Bild: “Secretary Clinton and Tamil Nadu Chief Minister Javalaithaa Shake Hands” von US Consulate Chennai. Lizenz: CC BY ND 2.0


Nach der Definition der US-Wissenschaftlerin Dr. Darla K. Deardorff handelt es sich um effektives und angemessenes Interagieren in interkulturellen Situationen. Die Grundlage dafür bilden die richtige Einstellung zu anderen Kulturen sowie besondere Handlungs- und Reflexionsfähigkeiten.

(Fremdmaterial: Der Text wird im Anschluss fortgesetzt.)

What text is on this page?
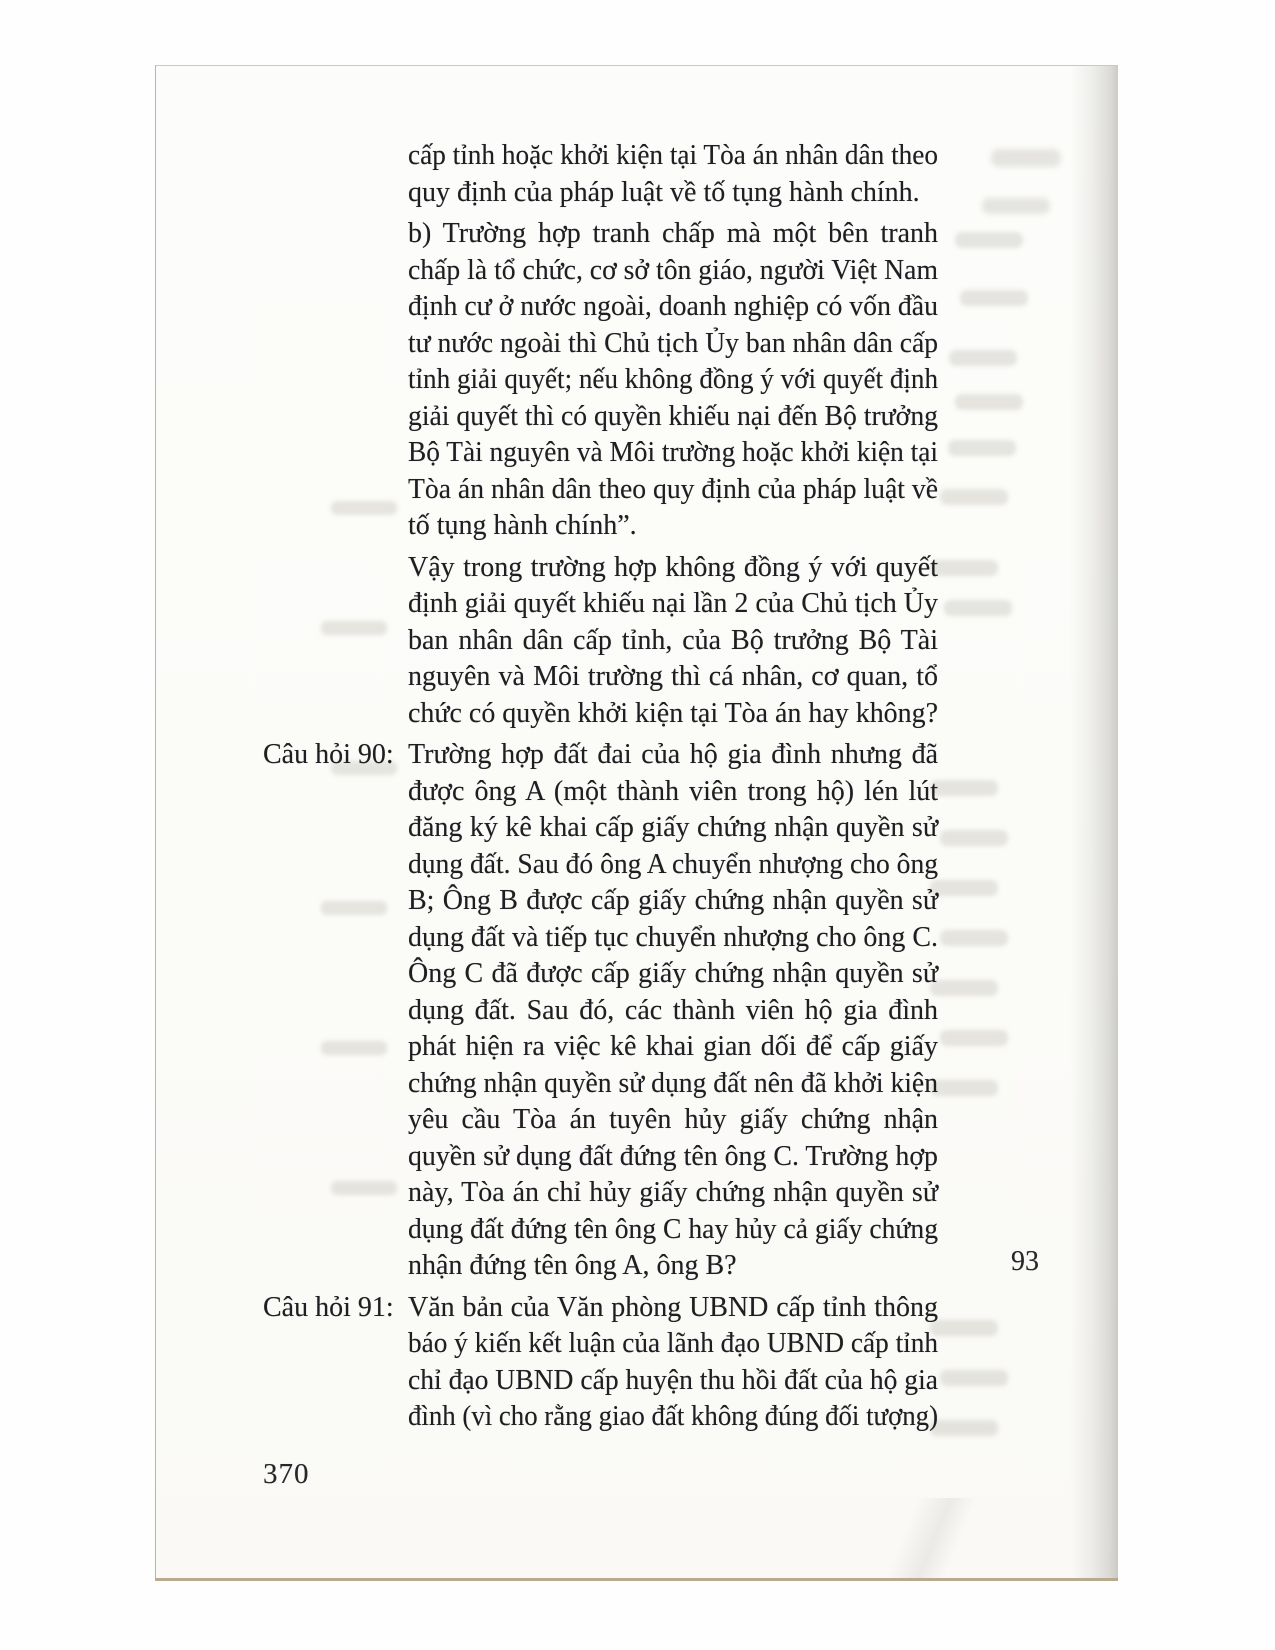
cấp tỉnh hoặc khởi kiện tại Tòa án nhân dân theo
quy định của pháp luật về tố tụng hành chính.
b) Trường hợp tranh chấp mà một bên tranh
chấp là tổ chức, cơ sở tôn giáo, người Việt Nam
định cư ở nước ngoài, doanh nghiệp có vốn đầu
tư nước ngoài thì Chủ tịch Ủy ban nhân dân cấp
tỉnh giải quyết; nếu không đồng ý với quyết định
giải quyết thì có quyền khiếu nại đến Bộ trưởng
Bộ Tài nguyên và Môi trường hoặc khởi kiện tại
Tòa án nhân dân theo quy định của pháp luật về
tố tụng hành chính”.
Vậy trong trường hợp không đồng ý với quyết
định giải quyết khiếu nại lần 2 của Chủ tịch Ủy
ban nhân dân cấp tỉnh, của Bộ trưởng Bộ Tài
nguyên và Môi trường thì cá nhân, cơ quan, tổ
chức có quyền khởi kiện tại Tòa án hay không?
Câu hỏi 90: Trường hợp đất đai của hộ gia đình nhưng đã
được ông A (một thành viên trong hộ) lén lút
đăng ký kê khai cấp giấy chứng nhận quyền sử
dụng đất. Sau đó ông A chuyển nhượng cho ông
B; Ông B được cấp giấy chứng nhận quyền sử
dụng đất và tiếp tục chuyển nhượng cho ông C.
Ông C đã được cấp giấy chứng nhận quyền sử
dụng đất. Sau đó, các thành viên hộ gia đình
phát hiện ra việc kê khai gian dối để cấp giấy
chứng nhận quyền sử dụng đất nên đã khởi kiện
yêu cầu Tòa án tuyên hủy giấy chứng nhận
quyền sử dụng đất đứng tên ông C. Trường hợp
này, Tòa án chỉ hủy giấy chứng nhận quyền sử
dụng đất đứng tên ông C hay hủy cả giấy chứng
nhận đứng tên ông A, ông B?
Câu hỏi 91: Văn bản của Văn phòng UBND cấp tỉnh thông
báo ý kiến kết luận của lãnh đạo UBND cấp tỉnh
chỉ đạo UBND cấp huyện thu hồi đất của hộ gia
đình (vì cho rằng giao đất không đúng đối tượng)
93
370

Interkulturell kompetente Personen können mit dem Bewusstsein ihres eigenen kulturellen Hintergrunds auch in neuen, zu einer fremden Kultur gehörigen Gesellschaften kommunikativ selbstsicher auftreten, weil sie den schmalen Grat zwischen Authentizität ihrer Person und dem Einhalten der fremden Spielregeln meistern. Sie sind in der Lage, die Verhaltensweisen ihres Gegenübers nachzuvollziehen und die gewünschte Wirkungsabsicht des Gesprächs angemessen durchzusetzen.

In interkulturellen Situationen stülpen sie nicht die eigenen Normen dem anderen als Maßstab über, sondern beobachten und hinterfragen sein Verhalten, um sich flexibel anzupassen. Es wäre beispielsweise ungünstig, in beziehungsorientierten Ländern wie Italien, den Arabischen Emiraten oder Japan den deutschen Hang zu klaren Ansagen und festen Zusagen auszuleben – Sie würden nicht weit kommen. Einen guten Einstieg zum „Tanz zwischen den Kulturen“ gibt dieses Interview der ZEIT mit dem Trainer Gary Thomas.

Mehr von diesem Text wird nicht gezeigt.